Esse conflito de normas (apenas aparente, repita-se), não passou despercebido por Sílvio Venosa: “O art. 1.713 dispõe que os valores mobiliários desse jaez não poderão exceder o valor do prédio instituído, à época da instituição. O texto não é muito claro e pode dar a idéia que um outro terço do patrimônio atual possa ser destacado para o bem de família, o que, em síntese, poderia somar 2/3 do patrimônio e contrariar o art. 1.711. Parece a melhor interpretação ser no sentido de que o prédio, suas pertenças e acessórios e os bens afetados à sua manutenção e sustento da família deverão, no total, limitar-se a um terço do patrimônio líquido do instituidor. No entanto, se a interpretação sistemática é essa, a interpretação gramatical não propende nesse sentido” (Direito Civil – Parte Geral. 3. ed., São Paulo: Editora Atlas, 2003, v.1, p. 363).

Cristiano Chaves de Farias e Nelson Rosenvald também concordam que a interpretação do art. 1.713 seja feita sistematicamente, ou seja, lecionam que a instituição do prédio e dos valores mobiliários como bens de família voluntários não podem, globalmente, superar o limite de 1/3 do patrimônio líquido existente à época da instituição. Dessa maneira, há total compatibilidade entre os dispositivos do Novo Código Civil (arts. 1.711 e 1.713), sendo o conflito apenas ilusório.

Luiz Guilherme Loureiro também concorda que não há conflito entre os dispositivos do Novo Código Civil e muito bem exemplifica a situação que ora é posta sob análise: “(...), se já foi destinado um imóvel no valor de R$ 100.000,00 como bem de família, mediante escritura pública, nada impede que, posteriormente, seja lavrada nova escritura para instituição de valores mobiliários, desde que não excedentes ao valor supracitado. (...). Além do prédio residencial e dos valores mobiliários, outros bens constantes do patrimônio líquido (v.g., veículos, direitos e ações reais, etc.) podem ser instituídos como bem de família, desde que estejam na cota de um terço do patrimônio líquido do titular” (Registros Públicos: Teoria e Prática. 6.ed.

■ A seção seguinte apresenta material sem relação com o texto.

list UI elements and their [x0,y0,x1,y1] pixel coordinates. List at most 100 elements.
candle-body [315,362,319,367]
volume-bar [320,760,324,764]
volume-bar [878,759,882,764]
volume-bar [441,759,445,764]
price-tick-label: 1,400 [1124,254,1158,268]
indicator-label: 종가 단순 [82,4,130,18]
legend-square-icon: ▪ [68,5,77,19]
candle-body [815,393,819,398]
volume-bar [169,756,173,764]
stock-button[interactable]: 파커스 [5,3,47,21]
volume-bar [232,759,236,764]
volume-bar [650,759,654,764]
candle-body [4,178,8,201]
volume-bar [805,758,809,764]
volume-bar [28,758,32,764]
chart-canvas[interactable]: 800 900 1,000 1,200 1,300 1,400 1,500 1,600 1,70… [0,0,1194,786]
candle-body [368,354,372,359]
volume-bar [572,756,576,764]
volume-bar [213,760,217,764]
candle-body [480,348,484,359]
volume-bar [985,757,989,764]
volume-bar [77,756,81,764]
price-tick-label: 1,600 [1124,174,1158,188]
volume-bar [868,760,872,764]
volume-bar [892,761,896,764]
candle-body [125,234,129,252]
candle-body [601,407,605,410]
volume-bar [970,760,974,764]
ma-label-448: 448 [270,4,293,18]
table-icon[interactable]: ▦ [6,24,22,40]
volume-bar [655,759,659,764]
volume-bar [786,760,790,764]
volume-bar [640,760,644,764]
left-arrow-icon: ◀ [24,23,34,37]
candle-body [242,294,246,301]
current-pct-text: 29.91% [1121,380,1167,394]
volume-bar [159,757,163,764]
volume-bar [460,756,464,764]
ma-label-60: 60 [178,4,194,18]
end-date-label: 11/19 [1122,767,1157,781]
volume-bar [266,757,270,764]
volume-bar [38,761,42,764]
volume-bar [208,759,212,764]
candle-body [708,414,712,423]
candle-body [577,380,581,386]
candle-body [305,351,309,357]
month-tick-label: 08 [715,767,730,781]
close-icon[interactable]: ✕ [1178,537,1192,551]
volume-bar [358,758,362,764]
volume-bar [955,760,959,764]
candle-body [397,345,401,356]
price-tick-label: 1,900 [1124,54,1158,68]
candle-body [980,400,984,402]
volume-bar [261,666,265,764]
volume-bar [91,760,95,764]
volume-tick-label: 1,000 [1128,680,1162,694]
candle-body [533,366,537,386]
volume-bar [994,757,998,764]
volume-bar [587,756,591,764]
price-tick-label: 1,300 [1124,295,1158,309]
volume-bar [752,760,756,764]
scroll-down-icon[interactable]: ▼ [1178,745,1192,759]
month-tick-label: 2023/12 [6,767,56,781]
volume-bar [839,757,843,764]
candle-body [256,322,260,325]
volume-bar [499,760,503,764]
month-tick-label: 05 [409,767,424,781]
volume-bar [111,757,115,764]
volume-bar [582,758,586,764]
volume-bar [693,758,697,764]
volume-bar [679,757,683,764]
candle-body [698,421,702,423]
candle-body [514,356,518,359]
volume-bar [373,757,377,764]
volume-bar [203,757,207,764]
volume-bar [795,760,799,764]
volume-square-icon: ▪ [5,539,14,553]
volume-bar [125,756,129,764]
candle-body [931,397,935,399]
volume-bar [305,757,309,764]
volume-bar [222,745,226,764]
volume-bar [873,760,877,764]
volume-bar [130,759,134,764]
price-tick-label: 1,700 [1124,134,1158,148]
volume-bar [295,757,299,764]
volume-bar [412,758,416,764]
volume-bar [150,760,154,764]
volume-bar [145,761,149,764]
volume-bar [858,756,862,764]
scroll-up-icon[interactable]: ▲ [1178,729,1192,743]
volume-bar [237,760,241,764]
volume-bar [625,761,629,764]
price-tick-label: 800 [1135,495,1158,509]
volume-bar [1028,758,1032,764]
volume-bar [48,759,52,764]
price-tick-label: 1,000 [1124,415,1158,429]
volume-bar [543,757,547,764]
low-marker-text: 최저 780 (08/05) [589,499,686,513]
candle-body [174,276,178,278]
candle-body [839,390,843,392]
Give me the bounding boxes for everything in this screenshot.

São Paulo: Editora Método, 2014, p. 434).

Pablo Stolze Gagliano e Rodolfo Pamplona Filho, avançando no tema, ensinam ainda que “(...) somente poderá instituir o bem de família aquele que tenha patrimônio suficiente para a garantia de débitos anteriores (solvente), sob pena de invalidade” (Novo Curso de Direito Civil. 4.ed., Salvador: Editora Saraiva, 2014, v.6, p.396). Seguem os renomados professores ainda nos informando que “(...) deverão os instituidores declarar ao Oficial de Registro, sob as penas da lei civil e criminal, não haver sido desrespeitado o limite legal, sob pena, inclusive, de invalidade do ato” (p.398).    

O posicionamento aqui defendido é no sentido de que todos os bens instituídos como bem de família voluntário (prédio, bens mobiliários etc.) não podem jamais ultrapassar o limite de 1/3 (um terço) do patrimônio líquido do instituidor, sob pena de violação do princípio da responsabilidade patrimonial. De acordo com o referido princípio (previsto no CPC/73 no art. 591 e no Novo CPC – Lei 13.105/2015 - no art. 789), somente o patrimônio do devedor tem aptidão para ser objeto da atividade executiva estatal.

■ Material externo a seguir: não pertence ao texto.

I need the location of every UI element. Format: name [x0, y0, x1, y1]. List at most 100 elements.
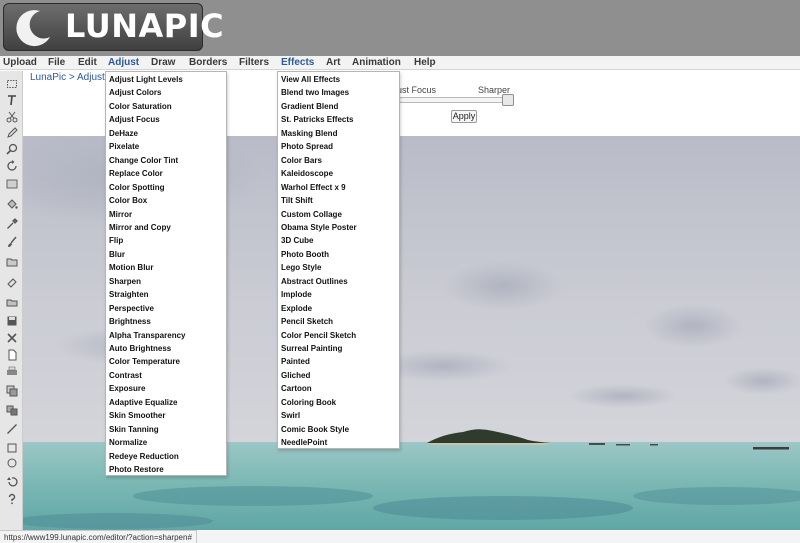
adjust-menu-item[interactable]: Perspective — [109, 302, 154, 316]
crop-icon[interactable] — [4, 177, 19, 191]
adjust-menu-item[interactable]: Adjust Light Levels — [109, 73, 183, 87]
adjust-menu-item[interactable]: Color Saturation — [109, 100, 172, 114]
effects-menu-item[interactable]: Abstract Outlines — [281, 275, 348, 289]
adjust-menu-item[interactable]: Sharpen — [109, 275, 141, 289]
paint-bucket-icon[interactable] — [4, 197, 19, 211]
new-page-icon[interactable] — [4, 348, 19, 362]
adjust-menu-item[interactable]: Normalize — [109, 436, 147, 450]
adjust-menu-item[interactable]: Adaptive Equalize — [109, 396, 177, 410]
eyedropper-icon[interactable] — [4, 217, 19, 231]
eraser-icon[interactable] — [4, 275, 19, 289]
effects-menu-item[interactable]: Cartoon — [281, 382, 312, 396]
adjust-menu-item[interactable]: Exposure — [109, 382, 145, 396]
effects-menu-item[interactable]: Surreal Painting — [281, 342, 342, 356]
menu-filters[interactable]: Filters — [239, 56, 269, 70]
sharpen-slider-handle[interactable] — [502, 94, 514, 106]
adjust-menu-item[interactable]: DeHaze — [109, 127, 138, 141]
pencil-icon[interactable] — [4, 126, 19, 140]
adjust-menu-item[interactable]: Adjust Focus — [109, 113, 160, 127]
site-header: LUNAPIC — [0, 0, 800, 56]
adjust-menu-item[interactable]: Straighten — [109, 288, 149, 302]
menu-file[interactable]: File — [48, 56, 65, 70]
adjust-menu-item[interactable]: Brightness — [109, 315, 151, 329]
delete-icon[interactable] — [4, 331, 19, 345]
text-tool-icon[interactable] — [4, 93, 19, 107]
menu-adjust[interactable]: Adjust — [108, 56, 139, 70]
effects-menu-item[interactable]: Implode — [281, 288, 312, 302]
rectangle-icon[interactable] — [4, 441, 19, 455]
adjust-menu-item[interactable]: Mirror and Copy — [109, 221, 171, 235]
menu-animation[interactable]: Animation — [352, 56, 401, 70]
copy-icon[interactable] — [4, 384, 19, 398]
effects-menu-item[interactable]: Photo Spread — [281, 140, 333, 154]
sharpen-slider-track[interactable] — [399, 97, 514, 103]
breadcrumb-current-link[interactable]: Adjust — [77, 72, 105, 83]
menu-borders[interactable]: Borders — [189, 56, 227, 70]
zoom-icon[interactable] — [4, 142, 19, 156]
adjust-menu-item[interactable]: Mirror — [109, 208, 132, 222]
adjust-menu-item[interactable]: Change Color Tint — [109, 154, 178, 168]
menu-art[interactable]: Art — [326, 56, 340, 70]
undo-icon[interactable] — [4, 474, 19, 488]
save-icon[interactable] — [4, 314, 19, 328]
circle-icon[interactable] — [4, 456, 19, 470]
line-icon[interactable] — [4, 422, 19, 436]
adjust-menu-item[interactable]: Flip — [109, 234, 123, 248]
effects-menu-item[interactable]: Lego Style — [281, 261, 321, 275]
clone-icon[interactable] — [4, 403, 19, 417]
open-folder-icon[interactable] — [4, 255, 19, 269]
effects-menu-item[interactable]: Color Bars — [281, 154, 322, 168]
effects-menu-item[interactable]: Explode — [281, 302, 312, 316]
open-file-icon[interactable] — [4, 295, 19, 309]
menu-upload[interactable]: Upload — [3, 56, 37, 70]
adjust-menu-item[interactable]: Adjust Colors — [109, 86, 161, 100]
effects-menu-item[interactable]: 3D Cube — [281, 234, 313, 248]
scissors-icon[interactable] — [4, 110, 19, 124]
effects-menu-item[interactable]: Color Pencil Sketch — [281, 329, 356, 343]
menu-edit[interactable]: Edit — [78, 56, 97, 70]
adjust-menu-item[interactable]: Color Temperature — [109, 355, 180, 369]
adjust-menu-item[interactable]: Redeye Reduction — [109, 450, 179, 464]
effects-menu-item[interactable]: Tilt Shift — [281, 194, 313, 208]
effects-menu-item[interactable]: Coloring Book — [281, 396, 336, 410]
effects-menu-item[interactable]: St. Patricks Effects — [281, 113, 353, 127]
effects-menu-item[interactable]: Comic Book Style — [281, 423, 349, 437]
effects-menu-item[interactable]: Photo Booth — [281, 248, 329, 262]
effects-menu-item[interactable]: Blend two Images — [281, 86, 349, 100]
adjust-menu-item[interactable]: Skin Tanning — [109, 423, 159, 437]
effects-menu-item[interactable]: NeedlePoint — [281, 436, 327, 450]
adjust-menu-item[interactable]: Blur — [109, 248, 125, 262]
menu-effects[interactable]: Effects — [281, 56, 314, 70]
effects-menu-item[interactable]: Warhol Effect x 9 — [281, 181, 346, 195]
adjust-menu-item[interactable]: Contrast — [109, 369, 142, 383]
effects-menu-item[interactable]: Custom Collage — [281, 208, 342, 222]
effects-menu-item[interactable]: Gliched — [281, 369, 310, 383]
menu-help[interactable]: Help — [414, 56, 436, 70]
effects-menu-item[interactable]: Gradient Blend — [281, 100, 338, 114]
rotate-icon[interactable] — [4, 159, 19, 173]
help-icon[interactable] — [4, 492, 19, 506]
adjust-menu-item[interactable]: Auto Brightness — [109, 342, 171, 356]
effects-menu-item[interactable]: Painted — [281, 355, 310, 369]
effects-menu-item[interactable]: Kaleidoscope — [281, 167, 333, 181]
menu-draw[interactable]: Draw — [151, 56, 175, 70]
adjust-menu-item[interactable]: Alpha Transparency — [109, 329, 185, 343]
effects-menu-item[interactable]: Obama Style Poster — [281, 221, 357, 235]
breadcrumb-home-link[interactable]: LunaPic — [30, 72, 66, 83]
adjust-menu-item[interactable]: Motion Blur — [109, 261, 153, 275]
adjust-menu-item[interactable]: Photo Restore — [109, 463, 164, 477]
brush-icon[interactable] — [4, 235, 19, 249]
effects-menu-item[interactable]: Pencil Sketch — [281, 315, 333, 329]
adjust-menu-item[interactable]: Skin Smoother — [109, 409, 165, 423]
adjust-menu-item[interactable]: Replace Color — [109, 167, 163, 181]
apply-button[interactable]: Apply — [451, 110, 477, 123]
adjust-menu-item[interactable]: Color Box — [109, 194, 147, 208]
adjust-menu-item[interactable]: Color Spotting — [109, 181, 165, 195]
effects-menu-item[interactable]: View All Effects — [281, 73, 340, 87]
marquee-select-icon[interactable] — [4, 77, 19, 91]
print-icon[interactable] — [4, 365, 19, 379]
effects-menu-item[interactable]: Swirl — [281, 409, 300, 423]
adjust-menu-item[interactable]: Pixelate — [109, 140, 139, 154]
lunapic-logo[interactable]: LUNAPIC — [3, 3, 224, 51]
effects-menu-item[interactable]: Masking Blend — [281, 127, 337, 141]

A humanização dos sistemas jurídicos modernos trouxe consigo o princípio da responsabilidade patrimonial, que determina que somente o patrimônio – e não o corpo do indivíduo – submete-se ao processo de execução. Fredie Didier Jr., ao elucidar o aludido princípio, nos lembra que “Houve época, como no primitivo Direito Romano, em que se permitia que a execução incidisse sobre a própria pessoa do executado, que poderia, por exemplo, virar escravo do credor como forma de pagamento da sua dívida” (Curso de Direito Processual Civil, 3. ed., Salvador: Editora Juspodivm, Salvador, 2011, v. 5, p.51).

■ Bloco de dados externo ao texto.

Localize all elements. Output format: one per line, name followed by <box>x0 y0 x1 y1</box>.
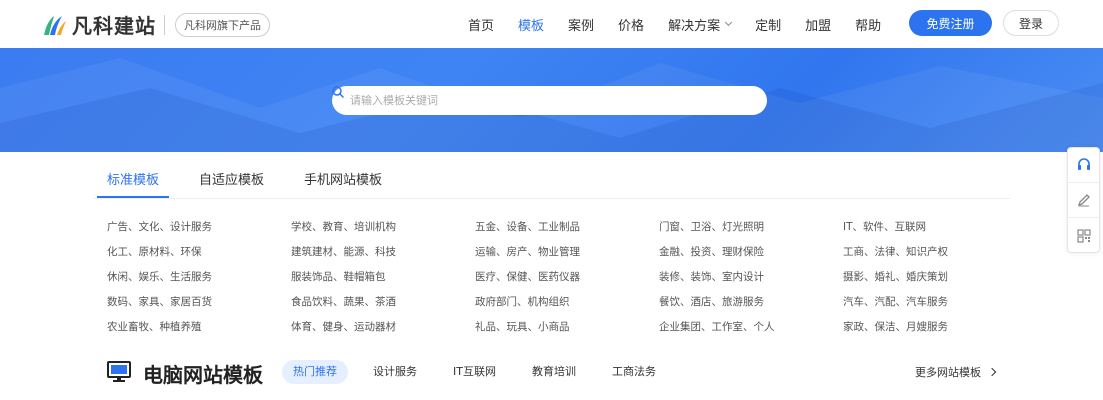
category-link[interactable]: 广告、文化、设计服务 <box>107 220 291 234</box>
brand-logo[interactable]: 凡科建站 凡科网旗下产品 <box>40 10 270 39</box>
tab-mobile-templates[interactable]: 手机网站模板 <box>304 152 382 198</box>
category-link[interactable]: 医疗、保健、医药仪器 <box>475 270 659 284</box>
nav-label: 帮助 <box>855 18 882 34</box>
tab-standard-templates[interactable]: 标准模板 <box>96 152 170 198</box>
side-float-toolbar <box>1067 147 1100 253</box>
top-header: 凡科建站 凡科网旗下产品 首页 模板 案例 价格 解决方案 定制 加盟 帮助 免… <box>0 0 1103 48</box>
chevron-right-icon <box>987 367 997 377</box>
brand-name: 凡科建站 <box>72 14 156 38</box>
nav-label: 模板 <box>518 18 545 34</box>
filter-it[interactable]: IT互联网 <box>442 360 507 384</box>
brand-badge: 凡科网旗下产品 <box>175 12 270 37</box>
template-type-tabs: 标准模板 自适应模板 手机网站模板 <box>96 152 422 198</box>
category-link[interactable]: 运输、房产、物业管理 <box>475 245 659 259</box>
category-link[interactable]: 体育、健身、运动器材 <box>291 320 475 334</box>
category-link[interactable]: 礼品、玩具、小商品 <box>475 320 659 334</box>
category-link[interactable]: 农业畜牧、种植养殖 <box>107 320 291 334</box>
industry-category-grid: 广告、文化、设计服务 学校、教育、培训机构 五金、设备、工业制品 门窗、卫浴、灯… <box>107 220 1027 334</box>
nav-item-custom[interactable]: 定制 <box>755 15 781 34</box>
nav-label: 案例 <box>568 18 595 34</box>
filter-design[interactable]: 设计服务 <box>362 360 428 384</box>
nav-item-help[interactable]: 帮助 <box>855 15 881 34</box>
category-link[interactable]: 门窗、卫浴、灯光照明 <box>659 220 843 234</box>
register-button[interactable]: 免费注册 <box>909 10 992 36</box>
nav-label: 解决方案 <box>668 18 721 34</box>
filter-education[interactable]: 教育培训 <box>521 360 587 384</box>
login-button[interactable]: 登录 <box>1003 10 1059 36</box>
hero-banner <box>0 48 1103 152</box>
category-link[interactable]: 五金、设备、工业制品 <box>475 220 659 234</box>
category-link[interactable]: IT、软件、互联网 <box>843 220 1027 234</box>
category-link[interactable]: 化工、原材料、环保 <box>107 245 291 259</box>
nav-item-franchise[interactable]: 加盟 <box>805 15 831 34</box>
customer-service-button[interactable] <box>1068 148 1099 183</box>
nav-item-home[interactable]: 首页 <box>468 15 494 34</box>
category-link[interactable]: 工商、法律、知识产权 <box>843 245 1027 259</box>
search-icon[interactable] <box>332 86 344 98</box>
filter-hot[interactable]: 热门推荐 <box>282 360 348 384</box>
category-link[interactable]: 汽车、汽配、汽车服务 <box>843 295 1027 309</box>
category-link[interactable]: 摄影、婚礼、婚庆策划 <box>843 270 1027 284</box>
category-link[interactable]: 企业集团、工作室、个人 <box>659 320 843 334</box>
category-link[interactable]: 金融、投资、理财保险 <box>659 245 843 259</box>
chevron-down-icon <box>725 18 733 27</box>
category-link[interactable]: 服装饰品、鞋帽箱包 <box>291 270 475 284</box>
pencil-icon <box>1077 194 1090 207</box>
category-link[interactable]: 餐饮、酒店、旅游服务 <box>659 295 843 309</box>
filter-legal[interactable]: 工商法务 <box>601 360 667 384</box>
section-title: 电脑网站模板 <box>143 363 263 387</box>
feedback-button[interactable] <box>1068 183 1099 218</box>
nav-item-cases[interactable]: 案例 <box>568 15 594 34</box>
headset-icon <box>1077 158 1090 170</box>
tabs-divider <box>94 198 1010 199</box>
more-templates-link[interactable]: 更多网站模板 <box>915 364 997 380</box>
category-link[interactable]: 数码、家具、家居百货 <box>107 295 291 309</box>
qrcode-icon <box>1076 228 1091 243</box>
main-nav: 首页 模板 案例 价格 解决方案 定制 加盟 帮助 <box>456 0 893 48</box>
nav-item-solutions[interactable]: 解决方案 <box>668 15 733 34</box>
nav-label: 价格 <box>618 18 645 34</box>
nav-label: 加盟 <box>805 18 832 34</box>
category-link[interactable]: 食品饮料、蔬果、茶酒 <box>291 295 475 309</box>
category-link[interactable]: 家政、保洁、月嫂服务 <box>843 320 1027 334</box>
nav-item-pricing[interactable]: 价格 <box>618 15 644 34</box>
category-link[interactable]: 建筑建材、能源、科技 <box>291 245 475 259</box>
pc-templates-section-header: 电脑网站模板 热门推荐 设计服务 IT互联网 教育培训 工商法务 更多网站模板 <box>107 358 1007 388</box>
section-filter-tabs: 热门推荐 设计服务 IT互联网 教育培训 工商法务 <box>282 360 681 384</box>
category-link[interactable]: 休闲、娱乐、生活服务 <box>107 270 291 284</box>
brand-separator <box>164 14 165 35</box>
brand-logo-icon <box>40 11 68 39</box>
category-link[interactable]: 装修、装饰、室内设计 <box>659 270 843 284</box>
nav-label: 定制 <box>755 18 782 34</box>
nav-label: 首页 <box>468 18 495 34</box>
more-label: 更多网站模板 <box>915 366 981 379</box>
search-box <box>332 86 767 115</box>
qrcode-button[interactable] <box>1068 218 1099 253</box>
category-link[interactable]: 政府部门、机构组织 <box>475 295 659 309</box>
category-link[interactable]: 学校、教育、培训机构 <box>291 220 475 234</box>
monitor-icon <box>107 361 131 382</box>
search-input[interactable] <box>350 94 720 107</box>
nav-item-templates[interactable]: 模板 <box>518 15 544 34</box>
tab-responsive-templates[interactable]: 自适应模板 <box>199 152 264 198</box>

Se por um lado a humanização ocorreu em benefício do devedor, não podemos esquecer que do outro lado há um credor à espera da satisfação do seu crédito. Portanto, permitir que o bem de família voluntário supere o limite de 1/ 3 (um terço) do patrimônio líquido do estipulante (podendo chegar até 2/3 deste patrimônio) é o mesmo que negar a possibilidade de o credor assistir ao integral adimplemento do valor que lhe é devido. Seria um brinde ao inadimplemento, à multiplicação das fraudes contra credores e à negação da função social das relações jurídicas, o que certamente não foi querido pelo Novo Código Civil (e nem pelo ordenamento jurídico como um todo). Sabemos que o Direito Civil, de acordo com as sempre iluminadas lições de Miguel Reale, hoje se pauta na valorização da eticidade, da socialidade e da operabilidade.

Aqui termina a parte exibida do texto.